Me vaccine trial raw patient data
Executive summary
Requests for "raw patient data" from COVID‑19 vaccine trials have driven years of legal and scholarly pressure: portions of Pfizer’s phase 3 subject‑level datasets and other documents were released in tranches and via FOIA, and a key ADSL dataset was reported released by FDA in March 2023, but full, timely access to harmonised individual participant data across manufacturers was incomplete and contested [1] [2] [3]. Independent researchers, journals and watchdogs continue to press for earlier, routine release while regulators and industry cite privacy, resource and legal constraints for staged disclosure [4] [5].

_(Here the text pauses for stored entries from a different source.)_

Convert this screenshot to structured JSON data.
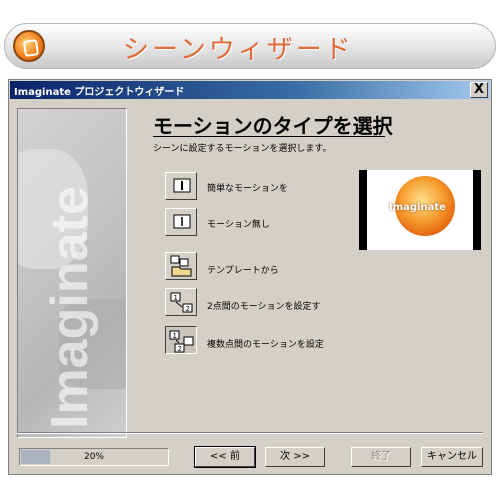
{
  "banner": {
    "title": "シーンウィザード",
    "icon": "app-logo-icon"
  },
  "dialog": {
    "title": "Imaginate プロジェクトウィザード",
    "close_label": "X",
    "side_text": "Imaginate",
    "heading": "モーションのタイプを選択",
    "subtext": "シーンに設定するモーションを選択します。",
    "options": [
      {
        "label": "簡単なモーションを",
        "icon": "simple-motion-icon"
      },
      {
        "label": "モーション無し",
        "icon": "no-motion-icon"
      },
      {
        "label": "テンプレートから",
        "icon": "template-icon"
      },
      {
        "label": "2点間のモーションを設定す",
        "icon": "two-point-motion-icon"
      },
      {
        "label": "複数点間のモーションを設定",
        "icon": "multi-point-motion-icon"
      }
    ],
    "selected_option_index": 4,
    "preview": {
      "text": "Imaginate"
    },
    "progress": {
      "value": 0.2,
      "label": "20%"
    },
    "buttons": {
      "back": "<< 前",
      "next": "次 >>",
      "finish": "終了",
      "cancel": "キャンセル"
    }
  }
}
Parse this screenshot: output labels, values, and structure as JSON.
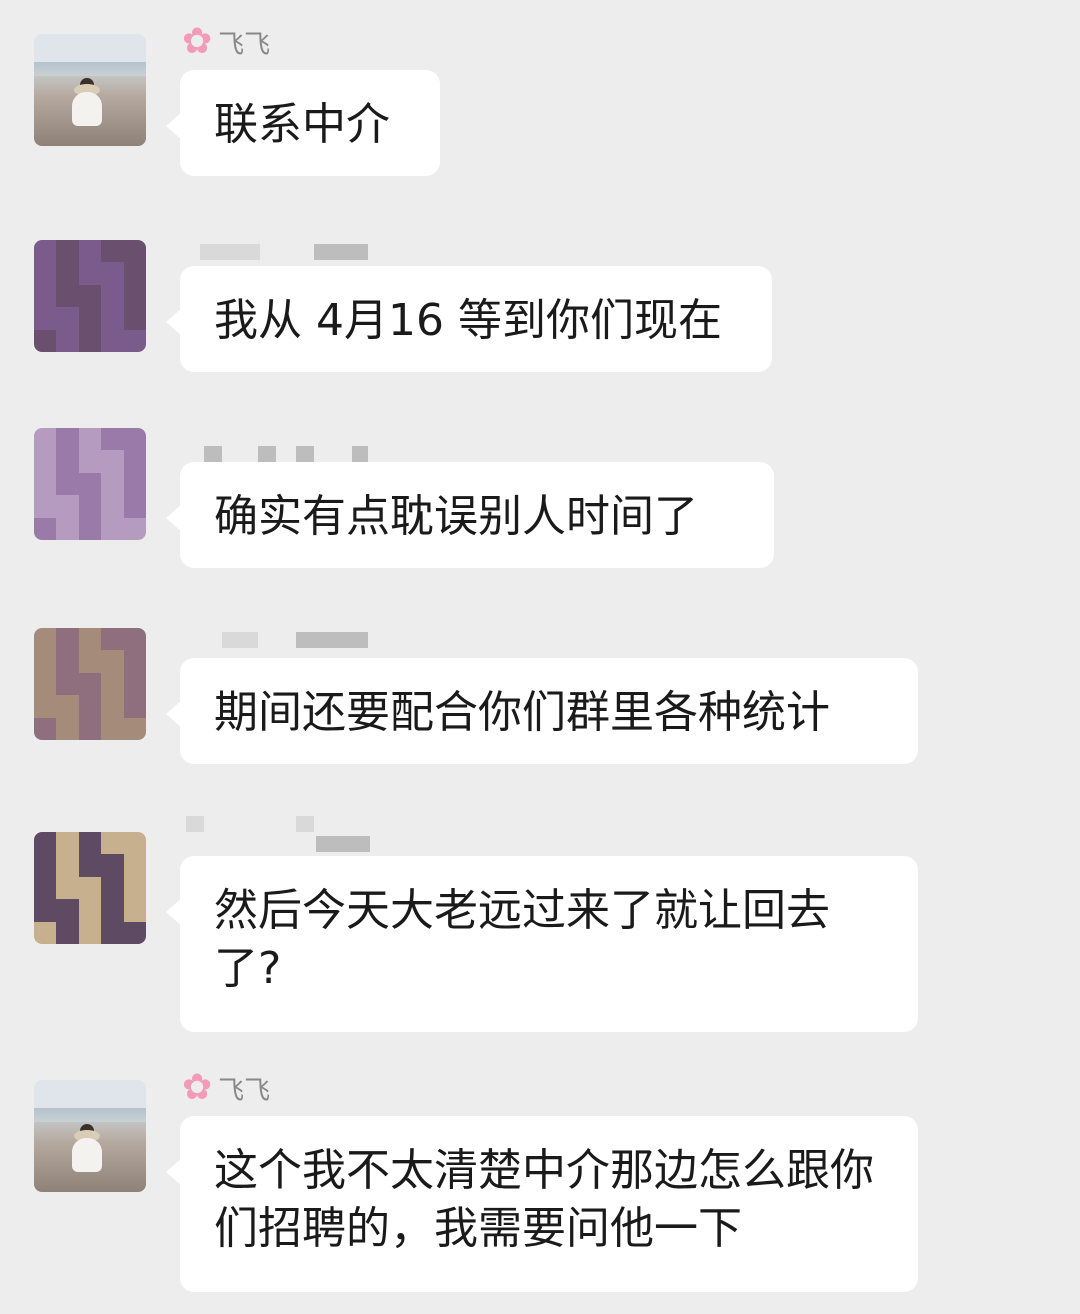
{
  "messages": [
    {
      "sender": "飞飞",
      "sender_icon": "flower-icon",
      "avatar": "beach-photo-avatar",
      "text": "联系中介"
    },
    {
      "sender": "",
      "sender_blurred": true,
      "avatar": "pixelated-avatar",
      "text": "我从 4月16 等到你们现在"
    },
    {
      "sender": "",
      "sender_blurred": true,
      "avatar": "pixelated-avatar",
      "text": "确实有点耽误别人时间了"
    },
    {
      "sender": "",
      "sender_blurred": true,
      "avatar": "pixelated-avatar",
      "text": "期间还要配合你们群里各种统计"
    },
    {
      "sender": "",
      "sender_blurred": true,
      "avatar": "pixelated-avatar",
      "text": "然后今天大老远过来了就让回去了?"
    },
    {
      "sender": "飞飞",
      "sender_icon": "flower-icon",
      "avatar": "beach-photo-avatar",
      "text": "这个我不太清楚中介那边怎么跟你们招聘的，我需要问他一下"
    }
  ],
  "colors": {
    "background": "#ededed",
    "bubble": "#ffffff",
    "text": "#1a1a1a",
    "sender_name": "#888888",
    "mosaic_palette": [
      "#7b5a8c",
      "#9a7aa8",
      "#a58b7a",
      "#c6b08e",
      "#6a4f6e",
      "#b59bc0",
      "#8f6f7d",
      "#5e4a63"
    ]
  }
}
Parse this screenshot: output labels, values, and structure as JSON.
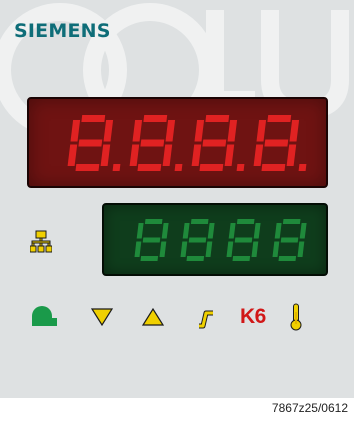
{
  "brand": {
    "name": "SIEMENS"
  },
  "main_display": {
    "digit_count": 4,
    "digit_style": "all-segments-dp",
    "segment_color": "#e02222",
    "background": "#6f1312"
  },
  "secondary_display": {
    "digit_count": 4,
    "digit_style": "all-segments",
    "segment_color": "#1f8a3b",
    "background": "#0f3d1c"
  },
  "indicators": {
    "network_icon": "network-icon",
    "status_row": [
      {
        "name": "valve-icon",
        "color": "#1a9a4a"
      },
      {
        "name": "triangle-down-icon",
        "color": "#f0d000"
      },
      {
        "name": "triangle-up-icon",
        "color": "#f0d000"
      },
      {
        "name": "step-icon",
        "color": "#f0d000"
      },
      {
        "name": "k6-label",
        "text": "K6",
        "color": "#d11717"
      },
      {
        "name": "thermometer-icon",
        "color": "#f0d000"
      }
    ]
  },
  "caption": "7867z25/0612"
}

1. What exists now: partial releases, court orders, and public repositories
Hundreds of thousands of pages including 37 patient‑level datasets for Pfizer’s phase III trial (C4591001) have been posted for public download via the PHMPT repository, and the FDA reportedly included the ADSL (Subject‑Level Analysis Data) in a March 2023 tranche of documents it produced, addressing a central gap for reproducing Pfizer’s analyses [1] [2]. In related litigation a U.S. district judge ordered the FDA to produce all documents FDA relied upon for certain authorisations, criticizing the agency’s proposed multi‑decade production schedule and setting an accelerated timetable [2]. ClinicalTrials.gov retains the trial registry entries that underpin these datasets even where raw files have been delayed [6].
2. What’s still missing or fragmented: manufacturer gaps and timing problems
Independent reviews warned early that individual participant data for most COVID‑19 vaccines would not be available for months or years, and that only Pfizer’s data were initially being produced by the FDA while other manufacturers’ datasets remained inaccessible until approvals or other triggers occurred [3] [4]. Companies updated trial completion timelines—Pfizer extended completion dates during 2022—complicating expectations about when locked datasets would be finalised for sharing [7]. Academic critiques noted inconsistencies and reporting gaps in journal publications that make reconstruction difficult even when some raw files exist [8].
3. Why activists, researchers and some clinicians demand raw data
Advocates and methodologists argue that access to deidentified participant‑level data, analysis code and protocols is necessary to independently verify efficacy and safety claims, explore subgroup effects, and audit trial conduct—especially given past instances of problematic site practices flagged in reporting during the pandemic [4] [7]. Cross‑disciplinary calls for a real‑time data‑sharing infrastructure for vaccine trials have been published in peer‑reviewed forums urging investigators to release protocols, raw data and analytic code upon trial completion [9].
4. Industry and regulators’ stated constraints and protections
Pharmaceutical companies and some regulators defend staged or controlled access on grounds of protecting patient privacy, ensuring data are interpretable and preventing misuse, and regulatory workflows can slow proactive publication; Pfizer publicly states a commitment to sharing clinical trial information while also noting the need to protect patient confidentiality [5]. The FDA’s resource limitations and legal procedures for FOIA production were explicitly referenced in court, with the judge rejecting a multi‑decade timetable as incompatible with FOIA rights [2].
5. How to access what’s available and what that means for independent analysis
Researchers seeking raw files can start with the PHMPT downloads for Pfizer’s pivotal trial and the FDA production tranches that reportedly included ADSL in March 2023; vaccine safety surveillance datasets such as VAERS are also publicly downloadable as CSV files and were expanded in 2025 to include more reports and a CDC/FDA WONDER interface for queries [1] [2] [10]. However, replication is not always straightforward: corporate press releases and NEJM publications summarise efficacy and safety—Pfizer’s phase 3 paper reported 95% efficacy based on 43,448 participants—which do not substitute for harmonised, fully documented participant‑level data and analytic code that many epidemiologists call for [11].
6. Bottom line: progress made, but transparency goals not yet met
Significant material has reached the public sphere and court orders have accelerated disclosure, but the landscape remains patchy—some crucial datasets were delayed, other manufacturers’ participant‑level data lagged, and advocates continue to press for routine, timely release of deidentified individual participant data with analysis code to enable independent verification and public trust [2] [3] [9]. Where claims fall outside the scope of available reporting—such as precise current inventory of every manufacturer’s raw files—this account reports only what the cited sources document [2] [1].